Have you entertained the idea of trying fly fishing but let some common misconceptions prevent you from starting? Let me try to put some of those erroneous ideas to rest and tempt you to give fly fishing a try.
From the outside looking in, fly fishing seems like an entirely different world. How many know the difference between ephemerellidae and a hydropsychidae? It’s easy to relate to pound-test in the spin-fishing world, but what’s with five-weight or eight-weight line, weight forward or double taper, 3X or 5X leaders? Ever see someone’s fly box and wonder how they can cram what seems to be hundreds of flies in a small container? Or how they choose one fly to fish with? Some anglers conclude fly fishing is only for trout fisherman. Perhaps the biggest obstacle is financial. It’s not hard to push four figures with a premium fly rod, reel and line.
Let’s take these issues one at a time.
You don’t have to speak Latin to fly fish! You may one day ascend to those intellectual heights, but it’s not necessary to enjoy productive fly fishing. Most flies imitate one of two things – insects or minnows. You can build an efficient multi-species fly box that is simple, economic and catches fish.
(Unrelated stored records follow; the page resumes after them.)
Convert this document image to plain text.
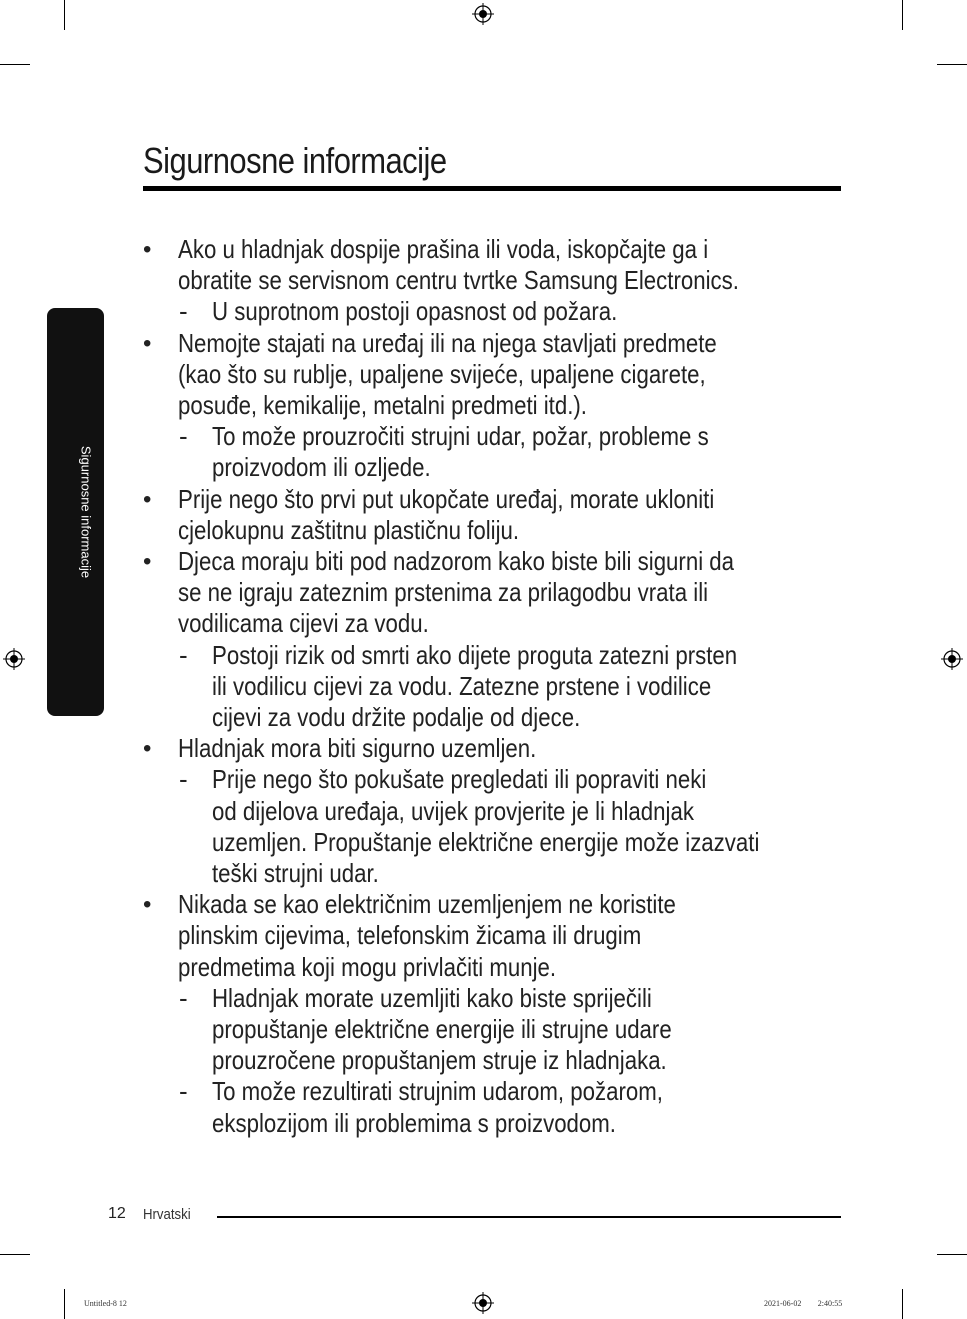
Sigurnosne informacije
Sigurnosne informacije
• Ako u hladnjak dospije prašina ili voda, iskopčajte ga i
obratite se servisnom centru tvrtke Samsung Electronics.
- U suprotnom postoji opasnost od požara.
• Nemojte stajati na uređaj ili na njega stavljati predmete
(kao što su rublje, upaljene svijeće, upaljene cigarete,
posuđe, kemikalije, metalni predmeti itd.).
- To može prouzročiti strujni udar, požar, probleme s
proizvodom ili ozljede.
• Prije nego što prvi put ukopčate uređaj, morate ukloniti
cjelokupnu zaštitnu plastičnu foliju.
• Djeca moraju biti pod nadzorom kako biste bili sigurni da
se ne igraju zateznim prstenima za prilagodbu vrata ili
vodilicama cijevi za vodu.
- Postoji rizik od smrti ako dijete proguta zatezni prsten
ili vodilicu cijevi za vodu. Zatezne prstene i vodilice
cijevi za vodu držite podalje od djece.
• Hladnjak mora biti sigurno uzemljen.
- Prije nego što pokušate pregledati ili popraviti neki
od dijelova uređaja, uvijek provjerite je li hladnjak
uzemljen. Propuštanje električne energije može izazvati
teški strujni udar.
• Nikada se kao električnim uzemljenjem ne koristite
plinskim cijevima, telefonskim žicama ili drugim
predmetima koji mogu privlačiti munje.
- Hladnjak morate uzemljiti kako biste spriječili
propuštanje električne energije ili strujne udare
prouzročene propuštanjem struje iz hladnjaka.
- To može rezultirati strujnim udarom, požarom,
eksplozijom ili problemima s proizvodom.
12 Hrvatski
Untitled-8 12	2021-06-02 ￿￿ 2:40:55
Start with Wooly Buggers. Both the weighted bead-head and unweighted varieties in a size eight should do. Some would argue that with a collection of white, black, olive as well as pink and orange Wooly Buggers, you would be prepared to fish for most species of fish anywhere in North America. Nobody knows for sure what food Wooly Buggers represent, but one thing is certain, all kinds of fish are fooled by them!
Add some streamers. These minnow imitations are deadly. White and black marabou streamers will get you started. Clouser Minnows, which are basically a small jig, are good to have when you need to fish deep. If you fish inland creeks or rivers, Muddler Minnows, a sculpin imitation, are deadly.
Round out your fly box with a few basic nymph patterns and you’ll be good to go. Nymphs are immature insects that live underwater. In time, they “hatch” and fly away. I recommend patterns with lots of peacock in them, such as size 12 Zug Bugs and Prince nymphs. These two patterns catch trout year round in most waters and double their value in their effectiveness on panfish.
Fly line terminology is simple. The lower the number, the lighter the line. Leave the lighter weights to the experienced fly fisherman and start out in the middle with a five or six-weight outfit. If you know you’re only likely to fish for bass, you’ll want a heavier eight or nine-weight rig. Weight-forward lines make casting a bit easier, and most made today can be laid down gently on the water with just a little practice.
Leaders are the opposite. The lower the number, the heavier the leader. 0X or 1X would be the choice for larger fish with 4X or 5X for finer presentations. Until you learn to tie your own leaders, tapered leaders are plentiful on the market. I have started many people on the road to fly fishing with a simple straight or untapered leader about half the length of your fly rod. This is easy to cast and gets you on the water quicker.
That leaves us with choosing a rod and reel. You can be frugal with an eye to upgrading your equipment later or jump in with an open wallet.
Cortland offers a complete outfit – rod, reel and line – with a choice between a 5/6-weight or 8/9-weight rod and line, all for well under $100.
Redington Crosswater Fly Fishing Outfits are a step up in quality and options. There are 10 variations to choose from in both two piece and four piece, and available in four through eight-weight. Each combo comes with a protective case and prices range from $119 to $139.
You can climb the price ladder from here, but after a season or two of fly fishing with a Cortland or Redington outfit, you’ll have a better idea of the kind of investment you might want to make in upgrading your equipment.
Give fly fishing a try. It won’t take long to experience the magic of hooking and retrieving a fish on a thumping fly rod, and you could be “hooked” for life!